Así como La Guajira ha sido uno de los departamentos más damnificados con el cierre de la frontera, ahora está llamada a beneficiarse de su reapertura oficial, lo cual contribuirá a la reactivación de su economía, especialmente del comercio que representa el 8.2% de su PIB, pero participa con el 22% del empleo. Desafortunadamente ni La Guajira ni el país se han preparado para esta nueva realidad, que se constituye en una ventana de oportunidad, por ello es menester que el Ministerio de Comercio, industria y turismo le de la mano apoyando a las pequeñas y medianas empresas que tanto lo requieren, tanto más en cuanto que se vieron muy afectadas por la crisis pandémica y aún no se reponen del daño infligido.

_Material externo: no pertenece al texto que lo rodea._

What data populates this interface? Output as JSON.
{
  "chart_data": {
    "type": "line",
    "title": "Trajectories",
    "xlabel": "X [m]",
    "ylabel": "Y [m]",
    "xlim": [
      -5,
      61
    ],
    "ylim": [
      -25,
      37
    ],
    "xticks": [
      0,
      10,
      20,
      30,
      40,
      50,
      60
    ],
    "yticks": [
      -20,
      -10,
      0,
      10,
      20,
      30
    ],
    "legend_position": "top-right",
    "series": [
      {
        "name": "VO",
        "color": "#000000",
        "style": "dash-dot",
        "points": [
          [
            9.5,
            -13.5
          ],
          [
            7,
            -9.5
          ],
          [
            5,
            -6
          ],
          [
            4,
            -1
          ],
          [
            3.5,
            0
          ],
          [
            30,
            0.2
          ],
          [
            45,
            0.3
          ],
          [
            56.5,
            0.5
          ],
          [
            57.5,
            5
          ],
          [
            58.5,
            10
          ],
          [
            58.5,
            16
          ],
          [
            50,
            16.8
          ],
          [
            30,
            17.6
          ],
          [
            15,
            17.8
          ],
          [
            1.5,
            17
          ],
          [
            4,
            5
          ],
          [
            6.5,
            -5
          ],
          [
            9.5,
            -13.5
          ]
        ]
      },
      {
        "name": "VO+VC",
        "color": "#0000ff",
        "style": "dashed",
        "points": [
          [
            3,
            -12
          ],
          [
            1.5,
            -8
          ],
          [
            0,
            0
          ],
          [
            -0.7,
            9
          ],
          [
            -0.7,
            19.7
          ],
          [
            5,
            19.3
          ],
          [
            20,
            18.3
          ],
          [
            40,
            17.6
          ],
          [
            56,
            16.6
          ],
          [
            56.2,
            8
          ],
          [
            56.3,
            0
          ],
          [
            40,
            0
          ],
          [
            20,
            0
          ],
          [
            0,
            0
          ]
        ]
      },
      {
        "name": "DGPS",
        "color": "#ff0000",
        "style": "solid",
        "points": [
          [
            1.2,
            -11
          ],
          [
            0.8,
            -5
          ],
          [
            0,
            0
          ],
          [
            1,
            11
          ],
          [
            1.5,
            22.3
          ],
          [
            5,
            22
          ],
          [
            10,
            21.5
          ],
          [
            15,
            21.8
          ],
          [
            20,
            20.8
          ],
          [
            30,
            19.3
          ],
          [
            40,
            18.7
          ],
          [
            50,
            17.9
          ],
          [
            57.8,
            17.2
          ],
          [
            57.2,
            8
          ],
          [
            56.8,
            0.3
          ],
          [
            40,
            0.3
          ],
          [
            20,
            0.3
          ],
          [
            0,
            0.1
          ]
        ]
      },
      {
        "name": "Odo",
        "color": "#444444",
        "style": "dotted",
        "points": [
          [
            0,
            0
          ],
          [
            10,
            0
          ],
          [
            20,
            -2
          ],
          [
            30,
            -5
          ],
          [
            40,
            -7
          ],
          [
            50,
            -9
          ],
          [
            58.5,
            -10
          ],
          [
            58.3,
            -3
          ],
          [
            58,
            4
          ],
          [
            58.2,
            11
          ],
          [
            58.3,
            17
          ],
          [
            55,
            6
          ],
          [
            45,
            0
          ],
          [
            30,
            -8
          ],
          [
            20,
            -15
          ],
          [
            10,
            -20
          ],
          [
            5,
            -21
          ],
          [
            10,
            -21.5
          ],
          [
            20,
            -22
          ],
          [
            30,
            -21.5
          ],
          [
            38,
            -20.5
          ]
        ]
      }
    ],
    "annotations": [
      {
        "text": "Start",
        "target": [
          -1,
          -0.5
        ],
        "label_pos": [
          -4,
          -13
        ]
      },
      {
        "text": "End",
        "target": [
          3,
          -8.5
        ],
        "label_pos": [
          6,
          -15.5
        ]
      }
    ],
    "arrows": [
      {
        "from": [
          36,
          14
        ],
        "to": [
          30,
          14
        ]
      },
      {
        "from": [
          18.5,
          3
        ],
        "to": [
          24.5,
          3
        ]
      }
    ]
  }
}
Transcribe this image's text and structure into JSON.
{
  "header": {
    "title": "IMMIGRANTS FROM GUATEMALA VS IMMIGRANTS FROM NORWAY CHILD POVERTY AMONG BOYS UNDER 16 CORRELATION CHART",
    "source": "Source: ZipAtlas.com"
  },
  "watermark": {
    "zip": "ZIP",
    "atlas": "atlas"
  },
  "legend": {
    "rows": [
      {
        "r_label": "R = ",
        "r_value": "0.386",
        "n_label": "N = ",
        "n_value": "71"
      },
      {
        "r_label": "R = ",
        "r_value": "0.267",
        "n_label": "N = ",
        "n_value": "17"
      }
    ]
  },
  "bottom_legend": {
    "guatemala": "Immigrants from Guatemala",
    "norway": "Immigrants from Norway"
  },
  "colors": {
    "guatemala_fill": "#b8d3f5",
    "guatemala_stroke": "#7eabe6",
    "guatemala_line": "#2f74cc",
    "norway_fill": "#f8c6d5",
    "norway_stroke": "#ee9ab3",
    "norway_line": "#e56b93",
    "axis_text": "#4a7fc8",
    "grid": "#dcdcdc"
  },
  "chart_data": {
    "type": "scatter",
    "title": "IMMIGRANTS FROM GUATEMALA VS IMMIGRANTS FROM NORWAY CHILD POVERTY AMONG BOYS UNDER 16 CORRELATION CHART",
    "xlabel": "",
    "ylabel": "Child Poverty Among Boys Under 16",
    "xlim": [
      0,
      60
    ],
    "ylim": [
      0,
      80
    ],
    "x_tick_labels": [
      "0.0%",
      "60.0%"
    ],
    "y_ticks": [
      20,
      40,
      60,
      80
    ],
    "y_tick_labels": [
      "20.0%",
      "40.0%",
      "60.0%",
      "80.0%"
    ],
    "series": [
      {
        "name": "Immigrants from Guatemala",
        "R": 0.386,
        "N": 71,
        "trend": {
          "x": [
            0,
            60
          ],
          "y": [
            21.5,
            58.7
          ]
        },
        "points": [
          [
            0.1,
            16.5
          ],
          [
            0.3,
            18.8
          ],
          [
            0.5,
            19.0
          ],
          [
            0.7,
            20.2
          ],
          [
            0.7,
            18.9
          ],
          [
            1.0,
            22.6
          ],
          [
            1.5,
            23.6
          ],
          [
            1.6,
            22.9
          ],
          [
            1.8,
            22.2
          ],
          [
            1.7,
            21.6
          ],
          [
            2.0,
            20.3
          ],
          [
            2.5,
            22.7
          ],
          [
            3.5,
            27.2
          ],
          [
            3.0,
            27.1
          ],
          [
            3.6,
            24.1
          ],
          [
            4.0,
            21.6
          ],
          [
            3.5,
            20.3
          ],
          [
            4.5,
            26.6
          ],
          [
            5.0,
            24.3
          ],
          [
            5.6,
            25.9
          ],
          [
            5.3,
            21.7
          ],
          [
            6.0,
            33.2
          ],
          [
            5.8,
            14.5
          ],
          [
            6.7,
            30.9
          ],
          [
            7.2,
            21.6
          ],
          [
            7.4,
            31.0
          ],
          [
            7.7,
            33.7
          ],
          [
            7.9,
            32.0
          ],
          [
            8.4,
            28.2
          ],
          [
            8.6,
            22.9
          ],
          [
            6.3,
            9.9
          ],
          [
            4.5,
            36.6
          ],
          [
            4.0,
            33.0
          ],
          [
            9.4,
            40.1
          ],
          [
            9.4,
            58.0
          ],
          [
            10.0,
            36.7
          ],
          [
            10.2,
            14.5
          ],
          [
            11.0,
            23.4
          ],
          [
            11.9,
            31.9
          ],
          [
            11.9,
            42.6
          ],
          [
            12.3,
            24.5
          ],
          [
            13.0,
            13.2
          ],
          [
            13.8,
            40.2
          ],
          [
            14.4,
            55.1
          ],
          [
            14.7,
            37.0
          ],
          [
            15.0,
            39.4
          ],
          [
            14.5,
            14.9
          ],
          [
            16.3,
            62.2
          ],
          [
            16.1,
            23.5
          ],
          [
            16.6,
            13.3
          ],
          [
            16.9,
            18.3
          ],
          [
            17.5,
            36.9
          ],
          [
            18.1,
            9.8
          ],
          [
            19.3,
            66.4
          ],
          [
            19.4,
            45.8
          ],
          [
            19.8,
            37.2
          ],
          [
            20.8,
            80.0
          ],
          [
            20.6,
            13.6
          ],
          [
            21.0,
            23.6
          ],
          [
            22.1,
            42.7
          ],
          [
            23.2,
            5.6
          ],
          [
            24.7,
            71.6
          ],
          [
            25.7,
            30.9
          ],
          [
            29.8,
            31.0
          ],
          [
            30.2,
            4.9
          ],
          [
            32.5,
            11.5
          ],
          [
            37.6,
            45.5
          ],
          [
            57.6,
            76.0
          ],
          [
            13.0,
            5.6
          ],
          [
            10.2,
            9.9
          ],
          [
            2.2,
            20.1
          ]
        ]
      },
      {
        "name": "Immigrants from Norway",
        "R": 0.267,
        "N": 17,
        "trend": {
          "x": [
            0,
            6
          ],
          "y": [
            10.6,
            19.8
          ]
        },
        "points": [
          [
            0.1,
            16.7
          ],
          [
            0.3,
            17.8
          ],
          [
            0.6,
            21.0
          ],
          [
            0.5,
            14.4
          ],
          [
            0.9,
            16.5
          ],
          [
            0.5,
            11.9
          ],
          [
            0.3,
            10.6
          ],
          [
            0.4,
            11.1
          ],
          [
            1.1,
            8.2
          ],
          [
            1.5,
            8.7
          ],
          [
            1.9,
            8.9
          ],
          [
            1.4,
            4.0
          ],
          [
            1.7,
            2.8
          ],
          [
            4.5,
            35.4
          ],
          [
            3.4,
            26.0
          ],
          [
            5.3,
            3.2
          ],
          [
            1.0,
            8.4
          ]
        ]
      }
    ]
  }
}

Es esta, también la oportunidad para que la DIAN flexibilice su actuar y permita que la Zona aduanera especial (ZAE) creada mediante el decreto 2685 de 1999, la cual promovimos a nuestro paso por el Senado de la República, reglamentada posteriormente por el decreto 1165 de 2019, opere debidamente. Es esta, además, la oportunidad de poner en marcha la Ley 2135, sancionada el 4 de agosto de 2021, a través de la cual se establece un régimen especial para los departamentos fronterizos, pero que hasta ahora no se le ha dado ningún desarrollo. Y, a propósito de fronteras, ojalá el nuevo gobierno les preste más atención, que las mismas dejen de ser plato de segunda mesa, dado que en la última década han tenido un tratamiento desdeñoso y despectivo.

La Guajira, definitivamente, merece una mejor suerte que la que le han deparado las casi seis década de vida política administrativa como Departamento. Claro está que este también debe poner de su parte, porque si bien desde el gobierno central ven a La Guajira como gallina que mira sal, la corrupción administrativa y la pérdida de gobernabilidad regional y local le han hecho mucho daño, empezando por la pérdida de la confianza, que es el cimiento de la institucionalidad. Sólo superando estos dos escollos podremos avanzar hacia un futuro mejor!